The morphological characteristics of P. (E.) collusor presented here can serve as a solid basis for future studies of Sarcophagidae species, which are commonly found in forensic cases. The analysis of the 16 key characteristics found during the pupal stage, pointing to the moment of emergence, shape, and coloration in detail, as well as the eight stages described, contribute to the development of tools that can help in forensic cases through a practical and low-cost method for its applicability in forensic laboratories. Photographic records of the main changes that occur in each stage facilitate the work of professionals from different research areas, experts, technical assistants, and forensic entomologists in the sense that they can reliably apply this information in studies and cases. The body or scene does not always provide enough information to solve the case. Therefore, our study contributes to interdisciplinarity between the areas that are increasingly common and necessary for high-quality studies.

Material and methods

Specimen collection and colony establishment

Peckia (E.) collusor adults were collected at the Fundação Oswaldo Cruz (FIOCRUZ) campus in Manguinhos (22° 52′ 29.64′′ S; 43° 14′ 43.39′′ W), in the city of Rio de Janeiro, Brazil, in a secondary succession forest area of the Atlantic Forest, in March 2020. An active collection was carried out using a modified Shannon trap containing pork meat as bait, with 24 h of exposure at room temperature. After this period, the adults were captured using Falcon tubes.

The collected specimens were transported to the Integrated Laboratory: Simulidae and Oncocerciasis & Medical and Forensic Entomology (Simulídeos e Oncocercose & Entomologia Médica e Forense—LSOEMF/FIOCRUZ) where the adults were identified according to the key of Vairo et al.40. After identification, they were placed in wooden cages (30 × 30 × 30 cm), packed in a ventilated shelf at a temperature of 27 ± 1 °C, with a 12-h photoperiod and relative humidity (RH) of 60 ± 10%.

Obtention of larvae

Female larviposition was stimulated through the supply of putrefied ground beef on a Petri dish for 48 h. The larvae obtained were transferred to plastic containers containing 2 g of decomposed ground beef/larva. This container was placed into a larger one containing sufficient vermiculite (inert soil) as a substrate to cover its entire base, enabling the pupariation of third-instar larvae. All containers were stored under photoperiod conditions of 12 h (L:D) and RH of 60 ± 10%. A B.O.D. germination chamber was used for the temperature control of 32 ± 1 °C, and a ventilated shelf was used for the temperature control of 27 °C41.

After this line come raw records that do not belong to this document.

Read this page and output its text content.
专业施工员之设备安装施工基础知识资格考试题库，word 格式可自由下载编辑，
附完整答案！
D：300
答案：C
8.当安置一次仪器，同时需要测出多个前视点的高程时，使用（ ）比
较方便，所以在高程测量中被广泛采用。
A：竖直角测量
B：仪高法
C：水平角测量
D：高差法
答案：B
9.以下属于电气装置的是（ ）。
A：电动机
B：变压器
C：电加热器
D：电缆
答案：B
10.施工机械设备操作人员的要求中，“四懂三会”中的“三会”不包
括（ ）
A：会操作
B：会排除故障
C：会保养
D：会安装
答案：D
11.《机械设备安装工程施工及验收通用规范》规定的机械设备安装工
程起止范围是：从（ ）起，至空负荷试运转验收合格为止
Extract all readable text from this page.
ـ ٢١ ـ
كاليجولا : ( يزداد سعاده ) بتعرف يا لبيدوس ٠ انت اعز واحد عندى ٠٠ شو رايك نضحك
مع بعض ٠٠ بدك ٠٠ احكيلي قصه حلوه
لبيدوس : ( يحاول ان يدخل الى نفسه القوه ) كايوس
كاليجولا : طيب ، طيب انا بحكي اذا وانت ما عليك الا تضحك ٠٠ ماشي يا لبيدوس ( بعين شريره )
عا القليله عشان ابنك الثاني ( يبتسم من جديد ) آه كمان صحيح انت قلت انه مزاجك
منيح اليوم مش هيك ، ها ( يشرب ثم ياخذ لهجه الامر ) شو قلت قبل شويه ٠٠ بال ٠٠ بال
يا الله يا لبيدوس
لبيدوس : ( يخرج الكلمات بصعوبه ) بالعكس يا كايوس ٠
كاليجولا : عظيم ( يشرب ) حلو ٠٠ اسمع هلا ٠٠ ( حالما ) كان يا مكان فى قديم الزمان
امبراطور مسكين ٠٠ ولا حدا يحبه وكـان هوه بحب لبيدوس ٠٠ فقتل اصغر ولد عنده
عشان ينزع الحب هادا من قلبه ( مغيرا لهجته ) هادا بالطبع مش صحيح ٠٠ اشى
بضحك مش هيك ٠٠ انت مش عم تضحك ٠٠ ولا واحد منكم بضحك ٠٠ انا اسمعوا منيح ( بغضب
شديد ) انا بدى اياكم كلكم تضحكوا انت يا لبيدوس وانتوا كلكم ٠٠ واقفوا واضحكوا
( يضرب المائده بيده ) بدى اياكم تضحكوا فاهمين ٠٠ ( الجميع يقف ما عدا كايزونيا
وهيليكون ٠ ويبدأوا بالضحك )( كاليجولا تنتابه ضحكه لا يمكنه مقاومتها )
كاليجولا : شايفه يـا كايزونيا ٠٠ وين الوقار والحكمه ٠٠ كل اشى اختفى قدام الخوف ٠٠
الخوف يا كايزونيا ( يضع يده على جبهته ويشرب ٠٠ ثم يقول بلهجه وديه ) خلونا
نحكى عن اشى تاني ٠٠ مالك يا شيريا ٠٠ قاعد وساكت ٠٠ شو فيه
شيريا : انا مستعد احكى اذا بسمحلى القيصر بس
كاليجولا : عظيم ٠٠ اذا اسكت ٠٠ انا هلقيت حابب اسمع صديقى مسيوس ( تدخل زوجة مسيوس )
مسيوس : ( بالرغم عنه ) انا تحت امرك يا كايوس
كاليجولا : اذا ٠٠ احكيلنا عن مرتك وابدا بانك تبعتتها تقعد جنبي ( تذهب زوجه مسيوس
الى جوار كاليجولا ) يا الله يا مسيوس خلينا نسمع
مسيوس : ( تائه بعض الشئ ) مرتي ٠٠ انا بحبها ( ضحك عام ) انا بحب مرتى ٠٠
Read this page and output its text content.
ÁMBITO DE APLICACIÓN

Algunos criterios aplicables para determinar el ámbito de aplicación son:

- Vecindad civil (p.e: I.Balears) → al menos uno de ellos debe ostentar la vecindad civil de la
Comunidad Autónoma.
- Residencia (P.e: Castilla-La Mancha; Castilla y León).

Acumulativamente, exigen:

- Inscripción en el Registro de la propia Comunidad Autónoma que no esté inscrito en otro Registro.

Intrapuparial development study

A minimum sample number was calculated for each temperature based on pupal duration and biology of P. (E.) collusor.

In the first 24 h, specimens were collected at the time of pupariation (characterized by head retraction) every three hours and separated into tubes with groups of 10 specimens per replicate. For each time interval observed, three replicates were conducted. The tubes were sealed with hydrophobic cotton and labeled with the corresponding date and time. They were then exposed to high-temperature water (~ 75 ± 5 °C) to euthanize the pupae inside. After the first 24 h, pupae were collected every six hours until the emergence of the first adult. Thirty pupae were collected for each interval (Supplementary Information).

The puparia with the dead pupae inside were fixed in Carnoy’s solution for 48 h, then transferred to tubes containing 5% formic acid for another 48 h. At the end of this period, they were stored in Eppendorf tubes and frozen until dissection, which was performed with forceps and hypodermic needles. The dissected pupae were immersed in 70% ethanol in Eppendorf tubes duly registered according to their collection times and temperatures and photographed under a Leica EZ4 HD® Germany model stereoscopic microscope (4,4:1) recording of morphological changes relevant to determine the age of P. (E.) collusor and its developmental stages, based on Fraenkel and Bhaskaran42, Martín-Vega et al.19, and Zhang et al.43.